The device, which is manufactured by HTC, combines full touch screen functionality and a QWERTY keyboard with a mobile Internet experience that includes Google Maps Street View, Gmail, Calendar, YouTube, Google Talk and others. It measures 116 x 54 x 16mm and weighs about 160 grams.
The G1 also uses a WebKit browser, which was referred to as 'Chrome Lite' during the press conference. The functionality of the browser will be fairly similar to the iPhone browser – it renders web pages as it would on a PC, but you're able to zoom in on parts of web pages that you want to read.
However, unlike the iPhone, the G1's web search functionality is exposed with just a single touch.
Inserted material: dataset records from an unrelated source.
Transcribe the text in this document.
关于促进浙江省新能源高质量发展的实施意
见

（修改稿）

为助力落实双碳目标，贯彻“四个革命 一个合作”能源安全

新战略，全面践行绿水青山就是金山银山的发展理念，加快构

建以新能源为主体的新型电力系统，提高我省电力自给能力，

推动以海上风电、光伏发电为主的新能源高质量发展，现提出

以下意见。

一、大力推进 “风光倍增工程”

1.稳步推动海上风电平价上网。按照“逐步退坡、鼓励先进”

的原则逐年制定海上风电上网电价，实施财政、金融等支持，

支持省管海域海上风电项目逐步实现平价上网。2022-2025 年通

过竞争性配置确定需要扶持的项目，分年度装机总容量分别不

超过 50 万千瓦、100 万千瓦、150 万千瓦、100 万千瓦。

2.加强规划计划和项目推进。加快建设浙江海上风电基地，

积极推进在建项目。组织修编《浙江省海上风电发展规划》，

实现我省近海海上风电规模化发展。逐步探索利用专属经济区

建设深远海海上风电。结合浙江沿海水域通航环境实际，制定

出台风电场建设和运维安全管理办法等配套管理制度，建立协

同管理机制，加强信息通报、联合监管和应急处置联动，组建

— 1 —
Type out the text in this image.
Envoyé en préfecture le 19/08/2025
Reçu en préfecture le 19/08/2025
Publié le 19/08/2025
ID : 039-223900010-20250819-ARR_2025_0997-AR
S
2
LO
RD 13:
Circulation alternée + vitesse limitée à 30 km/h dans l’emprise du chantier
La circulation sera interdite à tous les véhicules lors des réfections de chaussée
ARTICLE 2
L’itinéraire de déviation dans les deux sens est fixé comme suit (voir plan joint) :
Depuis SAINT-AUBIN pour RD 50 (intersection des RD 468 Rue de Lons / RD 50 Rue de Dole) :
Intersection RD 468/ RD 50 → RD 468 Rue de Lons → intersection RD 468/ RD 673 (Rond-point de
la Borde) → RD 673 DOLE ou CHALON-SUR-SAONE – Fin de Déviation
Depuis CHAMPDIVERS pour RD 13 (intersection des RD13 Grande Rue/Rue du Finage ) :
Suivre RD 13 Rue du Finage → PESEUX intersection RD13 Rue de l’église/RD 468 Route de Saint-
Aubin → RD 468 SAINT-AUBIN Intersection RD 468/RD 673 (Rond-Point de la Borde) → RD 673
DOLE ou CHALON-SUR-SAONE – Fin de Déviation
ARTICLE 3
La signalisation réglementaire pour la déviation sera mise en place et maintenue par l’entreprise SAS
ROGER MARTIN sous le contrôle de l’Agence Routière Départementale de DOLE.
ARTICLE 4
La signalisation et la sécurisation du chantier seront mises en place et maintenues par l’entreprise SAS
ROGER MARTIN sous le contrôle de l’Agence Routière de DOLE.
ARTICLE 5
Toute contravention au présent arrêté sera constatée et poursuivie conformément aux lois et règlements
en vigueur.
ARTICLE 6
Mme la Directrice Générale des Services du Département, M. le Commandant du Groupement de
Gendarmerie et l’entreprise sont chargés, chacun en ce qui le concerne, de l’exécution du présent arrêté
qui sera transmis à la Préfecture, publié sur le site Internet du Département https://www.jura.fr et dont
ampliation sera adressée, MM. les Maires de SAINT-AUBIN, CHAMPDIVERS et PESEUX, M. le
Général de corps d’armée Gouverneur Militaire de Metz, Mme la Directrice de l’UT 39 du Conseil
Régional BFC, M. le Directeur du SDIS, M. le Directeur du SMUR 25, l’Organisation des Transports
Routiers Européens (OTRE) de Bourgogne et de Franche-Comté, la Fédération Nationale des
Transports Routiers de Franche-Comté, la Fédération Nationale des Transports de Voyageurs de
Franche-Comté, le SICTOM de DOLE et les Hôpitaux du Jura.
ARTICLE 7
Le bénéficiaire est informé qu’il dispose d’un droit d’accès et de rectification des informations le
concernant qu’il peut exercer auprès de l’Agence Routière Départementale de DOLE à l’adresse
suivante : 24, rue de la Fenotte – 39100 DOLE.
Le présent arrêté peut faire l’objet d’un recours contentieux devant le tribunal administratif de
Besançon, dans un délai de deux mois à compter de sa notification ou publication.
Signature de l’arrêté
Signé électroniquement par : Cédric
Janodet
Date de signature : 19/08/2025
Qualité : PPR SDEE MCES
From the demos we've seen, the device's interface looks pretty slick and some of the features look potentially interesting. For example, access to Amazon's MP3 store will be available on the device, where there are over six million DRM-free tracks to purchase and download with a single click. The store will require a WiFi connection in order to download tracks—just like the iPhone—but unlike the iPhone, you're able to browse the store anywhere with network coverage.
However, arguably the biggest feature though is the device's open sourceness – users will be able to tinker with and develop software for the G1 and other Android-based devices and share them on the Android Market. The G1 is also the first phone to include access to the Android Market which Sergey Brin, one of Google's founders, referred to as the "App Store" during his brief talk at the press conference. Oops.
Other noteworthy features include a 3.2in screen with a 480 x 320 HVGA resolution, which matches the iPhone's screen, and the device also includes a 3.1MP camera that includes photo sharing capabilities. However, there's no flash and no video recording capabilities, along with a complete lack of cut and paste functionality - at least it's not just the iPhone that lacks this feature. There's also no Microsoft Exchange support, but there is Push Email support for Gmail - some have suggested that Exchange support may follow later down the line though.
I guess the good thing is that Android's open sourceness will enable the community to 'fix' any problems with the device. Take note, Apple.
T-Mobile says the device will be available in limited quantities both at retail and online in the US from 22nd October for $179 with one of two, two-year voice and data plans (believed to be priced at $25 and $35). The mobile phone operator also added that it'll be coming to the UK in early November and then across Europe in the first quarter of 2009. Confirmed countries in Europe include Germany, Austria, Czech Republic and Holland. No pricing information was given for the device outside of the US.